The mean digital competence was 34±16% in the adolescent sample and 31±18% in the parent sample, demonstrating that participants' digital literacy was just one- third of possible maximum. The most prominent component was knowledge, and the least prominent component was motivation (Fig. 1). Both parents and adolescents were more competent in the sphere of working with the content online (38% and 46%, respectively) and least competent in the sphere of consumption (27% and 18%, respectively).
As shown in Table 3, the Cronbachs alphas varied from medium to high (.72-.90) for each digital competence component, except motivation. Considering that items in the motivation scale are the same as in the knowledge scale, this low reliability could not be explained by poor psychometric quality of the scale. We suggest that in the contemporary Russian context, both adolescents and parents typically have learnt their online knowledge and skills spontaneously and have poor understanding of what to learn about the Internet. With the development of motivation, it should become not only higher but also more consistent.
Confirmatory factor analysis was used to appraise factor validity of the construct (Brown, 2006). We compared characteristics of the three nested models. Model 1 included four components (knowledge, skills, motivation and responsibility) and second-order general index. Model 2 consisted of four independent components. In model 3, all of the items loaded on the general index without components. Both the adolescents and parents in model 1 (CFI = .77, RMSEA = .04 for adolescents and CFI = .81, RMSEA = .05 for parents) were superior compared with models 2 (∆χ2 = 1415, ∆df=5, p<.001 and ∆χ2 = 1779, ∆df=5, p<.001, respectively) and 3 (∆χ2 = 945, ∆df = 5, p < .001 and ∆χ2 = 775, ∆df = 5, p < .001, respectively).
Digital competence components
The Digital Competence Index is a screening instrument that can be used to assess general online competence as well as its profile in adolescents and adults. Except for the motivation scale, all of the scales were found to be reliable. We hypothesize that the low consistency of the motivation scale is due to the poor development and implementation of the goals to learn on the Internet, which is typical in the contemporary Russian context. Confirmatory factor analysis supported the four-component factor structure with the second-order index both in the adolescents and adults. Theoretically, the major advantage of DCI is that it explicitly considers motivation and responsibility (that are central for the digital “citizenship”, e.g., Mossberger et al, 2008) and it builds a profile of competence in various spheres and domains.

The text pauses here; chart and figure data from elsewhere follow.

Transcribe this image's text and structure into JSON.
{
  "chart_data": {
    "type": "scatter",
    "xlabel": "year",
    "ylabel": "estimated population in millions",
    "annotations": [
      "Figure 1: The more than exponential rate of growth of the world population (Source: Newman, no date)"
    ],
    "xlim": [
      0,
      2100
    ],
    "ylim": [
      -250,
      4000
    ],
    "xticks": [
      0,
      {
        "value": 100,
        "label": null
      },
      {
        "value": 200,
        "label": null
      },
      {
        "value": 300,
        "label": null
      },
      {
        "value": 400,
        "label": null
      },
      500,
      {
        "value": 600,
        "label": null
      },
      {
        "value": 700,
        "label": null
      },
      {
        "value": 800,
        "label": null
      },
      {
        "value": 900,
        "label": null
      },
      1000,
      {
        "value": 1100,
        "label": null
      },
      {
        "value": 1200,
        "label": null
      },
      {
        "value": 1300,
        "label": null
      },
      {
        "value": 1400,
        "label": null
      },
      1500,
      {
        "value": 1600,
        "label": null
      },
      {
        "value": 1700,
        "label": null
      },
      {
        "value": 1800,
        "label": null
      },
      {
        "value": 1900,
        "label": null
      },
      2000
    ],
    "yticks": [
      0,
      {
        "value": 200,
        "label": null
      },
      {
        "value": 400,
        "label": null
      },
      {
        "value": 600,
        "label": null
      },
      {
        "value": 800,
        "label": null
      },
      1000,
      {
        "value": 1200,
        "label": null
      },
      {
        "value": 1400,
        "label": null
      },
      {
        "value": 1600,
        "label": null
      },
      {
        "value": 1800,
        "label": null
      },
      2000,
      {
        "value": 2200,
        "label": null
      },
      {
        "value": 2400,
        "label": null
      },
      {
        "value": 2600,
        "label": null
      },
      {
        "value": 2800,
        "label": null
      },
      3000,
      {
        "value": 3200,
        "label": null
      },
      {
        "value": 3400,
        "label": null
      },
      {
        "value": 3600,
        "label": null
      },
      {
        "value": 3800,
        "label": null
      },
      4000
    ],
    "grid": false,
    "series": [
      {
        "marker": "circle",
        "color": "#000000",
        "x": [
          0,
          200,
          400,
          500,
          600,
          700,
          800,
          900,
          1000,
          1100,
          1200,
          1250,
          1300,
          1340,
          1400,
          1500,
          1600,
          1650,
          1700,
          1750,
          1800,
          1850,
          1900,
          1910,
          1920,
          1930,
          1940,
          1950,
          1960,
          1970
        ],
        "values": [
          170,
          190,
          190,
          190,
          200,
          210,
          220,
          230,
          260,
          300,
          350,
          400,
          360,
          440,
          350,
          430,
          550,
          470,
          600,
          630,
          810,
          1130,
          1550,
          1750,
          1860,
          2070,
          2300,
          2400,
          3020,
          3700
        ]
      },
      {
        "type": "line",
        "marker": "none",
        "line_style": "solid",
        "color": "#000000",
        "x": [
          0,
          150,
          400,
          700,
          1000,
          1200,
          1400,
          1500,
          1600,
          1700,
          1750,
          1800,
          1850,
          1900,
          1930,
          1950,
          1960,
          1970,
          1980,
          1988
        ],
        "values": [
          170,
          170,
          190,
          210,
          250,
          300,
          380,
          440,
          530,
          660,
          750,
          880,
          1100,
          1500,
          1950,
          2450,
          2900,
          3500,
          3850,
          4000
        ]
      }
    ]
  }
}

Further research should concentrate on three points. First, construct validity (e.g., comparing to the tasks of online activity) and responsiveness to changes in DCI should be further explored. Second, the components of motivation and responsibility should be studied and elaborated. In the DCI, the responsibility scale describes mainly online safety skills, whereas the motivation scale appraises readiness to learn general skills and knowledge about the Internet. However, both personal motivation and responsibility for the online activity include problems in the personal relationship to the Internet, emotions experienced with the Internet, coping skills, etc. Third, the low level of the digital competence in Russia (especially motivational component) indicates the necessity of educational programs aimed to improve not only knowledge and skills online but also to develop self-regulation in the choice and implementation of the goals on the Internet (motivational component) as well as personal responsible relationship to online events (responsibility component).
The study was supported by the Russian Foundation for Humanities, project 14- 06-00646a.